監修者:吉川明日香(社会保険労務士・ 吉川社会保険労務士事務所)

「ものづくり補助金」は、中小企業の革新的な製品・サービス開発や海外展開を支援する重要な制度です。最大で4,000万円の補助を受けられますが、交付には基本要件の達成や適切な申請手続きが求められます。本記事では、ものづくり補助金の目的や要件・申請方法・加点項目・特例措置などを徹底解説。申請を検討するにあたり、役立つ最新情報を網羅しています。

「ものづくり補助金」とは?

ものづくり補助金は、中小企業の「ものづくり」「商業」「サービス」を支援する国の代表的な補助制度で、正式名称を「ものづくり・商業・サービス生産性向上促進補助金」といいます。まずは、21回公募要領をもとに、制度の基本を整理していきましょう。

参考:ものづくり・商業・サービス生産性向上促進補助金 公募要領(第 21 次公募)

制度の目的と概要

ものづくり補助金は、中小企業や小規模事業者を対象に、革新的な新製品や新サービスの開発、海外需要の開拓に必要な設備投資等に求められる経費の一部を補助する事業です。

成長志向の中小企業者等が、物価高や賃上げ・最低賃金引上げ等の事業環境変化に対応し、「稼ぐ力」を高め、生産性向上や経済活性化を実現することを目的としています。

申請枠は「製品・サービス高付加価値化枠」と「グローバル枠」の2つが設けられ、事業者は自社の事業内容や目標に応じていずれかの枠を選択して申請します。

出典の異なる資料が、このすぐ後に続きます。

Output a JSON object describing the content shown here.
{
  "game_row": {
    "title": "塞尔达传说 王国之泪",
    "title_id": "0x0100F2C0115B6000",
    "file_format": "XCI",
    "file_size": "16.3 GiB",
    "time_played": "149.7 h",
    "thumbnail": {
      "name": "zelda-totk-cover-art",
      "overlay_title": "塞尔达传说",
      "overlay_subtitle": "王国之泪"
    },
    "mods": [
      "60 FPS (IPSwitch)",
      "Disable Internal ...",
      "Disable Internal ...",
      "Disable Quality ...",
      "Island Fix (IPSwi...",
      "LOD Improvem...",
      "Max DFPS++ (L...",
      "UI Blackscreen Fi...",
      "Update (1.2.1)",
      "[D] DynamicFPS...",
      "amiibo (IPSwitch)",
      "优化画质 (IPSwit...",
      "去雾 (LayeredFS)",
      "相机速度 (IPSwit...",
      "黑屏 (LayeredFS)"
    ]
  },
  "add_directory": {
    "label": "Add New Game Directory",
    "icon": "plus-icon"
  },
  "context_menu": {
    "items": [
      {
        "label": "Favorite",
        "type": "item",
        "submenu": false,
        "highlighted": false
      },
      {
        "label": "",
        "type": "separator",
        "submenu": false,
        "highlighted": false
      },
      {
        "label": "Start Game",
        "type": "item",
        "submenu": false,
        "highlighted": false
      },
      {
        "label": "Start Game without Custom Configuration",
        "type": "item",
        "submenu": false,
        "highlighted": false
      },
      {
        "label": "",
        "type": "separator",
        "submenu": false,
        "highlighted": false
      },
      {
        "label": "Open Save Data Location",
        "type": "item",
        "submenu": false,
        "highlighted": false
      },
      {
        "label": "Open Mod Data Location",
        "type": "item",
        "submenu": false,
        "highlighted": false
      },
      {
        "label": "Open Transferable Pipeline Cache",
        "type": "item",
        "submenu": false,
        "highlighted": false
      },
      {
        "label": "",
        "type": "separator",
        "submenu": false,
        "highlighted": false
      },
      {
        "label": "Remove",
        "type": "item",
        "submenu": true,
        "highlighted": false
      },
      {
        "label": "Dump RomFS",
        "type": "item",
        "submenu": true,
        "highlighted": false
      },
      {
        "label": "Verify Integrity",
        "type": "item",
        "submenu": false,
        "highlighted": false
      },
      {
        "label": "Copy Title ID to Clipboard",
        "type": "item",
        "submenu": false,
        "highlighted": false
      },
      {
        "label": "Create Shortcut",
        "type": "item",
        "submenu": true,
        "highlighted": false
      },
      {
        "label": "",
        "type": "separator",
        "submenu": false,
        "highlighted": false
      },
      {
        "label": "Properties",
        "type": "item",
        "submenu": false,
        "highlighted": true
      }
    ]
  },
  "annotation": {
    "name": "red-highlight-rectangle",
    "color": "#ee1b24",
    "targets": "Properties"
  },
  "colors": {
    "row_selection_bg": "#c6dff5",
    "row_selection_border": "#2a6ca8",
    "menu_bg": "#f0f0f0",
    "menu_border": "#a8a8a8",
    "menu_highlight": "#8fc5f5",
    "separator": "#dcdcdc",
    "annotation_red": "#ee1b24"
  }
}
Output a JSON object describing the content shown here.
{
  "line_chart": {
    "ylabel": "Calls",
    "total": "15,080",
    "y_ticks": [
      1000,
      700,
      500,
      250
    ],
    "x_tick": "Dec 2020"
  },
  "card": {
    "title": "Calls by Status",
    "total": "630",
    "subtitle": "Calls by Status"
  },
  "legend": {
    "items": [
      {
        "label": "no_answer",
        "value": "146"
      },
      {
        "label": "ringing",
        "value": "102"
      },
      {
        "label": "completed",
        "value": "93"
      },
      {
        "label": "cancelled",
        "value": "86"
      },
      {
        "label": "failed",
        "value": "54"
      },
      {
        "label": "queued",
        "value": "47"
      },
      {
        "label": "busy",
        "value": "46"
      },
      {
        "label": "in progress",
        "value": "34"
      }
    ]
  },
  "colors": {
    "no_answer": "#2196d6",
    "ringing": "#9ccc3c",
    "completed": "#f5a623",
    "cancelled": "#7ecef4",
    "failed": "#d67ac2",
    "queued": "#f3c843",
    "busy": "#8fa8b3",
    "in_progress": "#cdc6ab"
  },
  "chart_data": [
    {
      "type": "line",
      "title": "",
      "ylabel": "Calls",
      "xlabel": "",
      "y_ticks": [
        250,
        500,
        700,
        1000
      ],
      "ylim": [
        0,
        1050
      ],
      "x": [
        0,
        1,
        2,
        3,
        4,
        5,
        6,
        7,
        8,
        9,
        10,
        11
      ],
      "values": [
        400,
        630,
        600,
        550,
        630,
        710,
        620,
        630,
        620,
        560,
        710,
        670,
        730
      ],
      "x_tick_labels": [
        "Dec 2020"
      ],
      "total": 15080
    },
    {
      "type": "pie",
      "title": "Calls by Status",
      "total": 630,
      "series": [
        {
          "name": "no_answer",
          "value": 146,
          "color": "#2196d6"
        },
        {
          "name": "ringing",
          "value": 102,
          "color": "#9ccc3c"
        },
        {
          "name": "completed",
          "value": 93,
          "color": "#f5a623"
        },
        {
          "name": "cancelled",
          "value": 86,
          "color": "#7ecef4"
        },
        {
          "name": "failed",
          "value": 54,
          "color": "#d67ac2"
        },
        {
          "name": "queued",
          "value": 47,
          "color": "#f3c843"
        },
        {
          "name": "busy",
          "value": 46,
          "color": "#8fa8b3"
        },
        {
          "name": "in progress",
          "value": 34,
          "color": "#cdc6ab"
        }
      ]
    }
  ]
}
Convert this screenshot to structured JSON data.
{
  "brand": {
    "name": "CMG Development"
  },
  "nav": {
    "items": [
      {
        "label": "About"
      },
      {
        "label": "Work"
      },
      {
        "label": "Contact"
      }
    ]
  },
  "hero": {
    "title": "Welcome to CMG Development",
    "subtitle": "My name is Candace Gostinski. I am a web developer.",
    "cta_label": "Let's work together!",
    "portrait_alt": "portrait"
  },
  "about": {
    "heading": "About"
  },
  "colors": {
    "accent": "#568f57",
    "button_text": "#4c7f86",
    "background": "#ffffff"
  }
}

革新的な製品・サービス開発を通じて国内市場での競争力強化を図る場合は「製品・サービス高付加価値化枠」、海外展開や輸出拡大を目指す場合は「グローバル枠」が適用されます。

なお、ものづくり補助金は製造業に限らず、サービス業や小売業など幅広い業種が対象です。新製品開発やサービス改善、海外市場の開拓といった取り組みであれば、業種を問わず申請が可能です。

基本要件

申請する全ての事業者には、「製品・サービス高付加価値化枠」「グローバル枠」ともに以下の基本要件1〜3をすべて満たす、補助事業終了後 3~5 年(任意で選択可)までの事業計画を策定することが求められます。なお、従業員数21名以上の事業者は、1〜3に加えて基本要件4も満たさなければなりません。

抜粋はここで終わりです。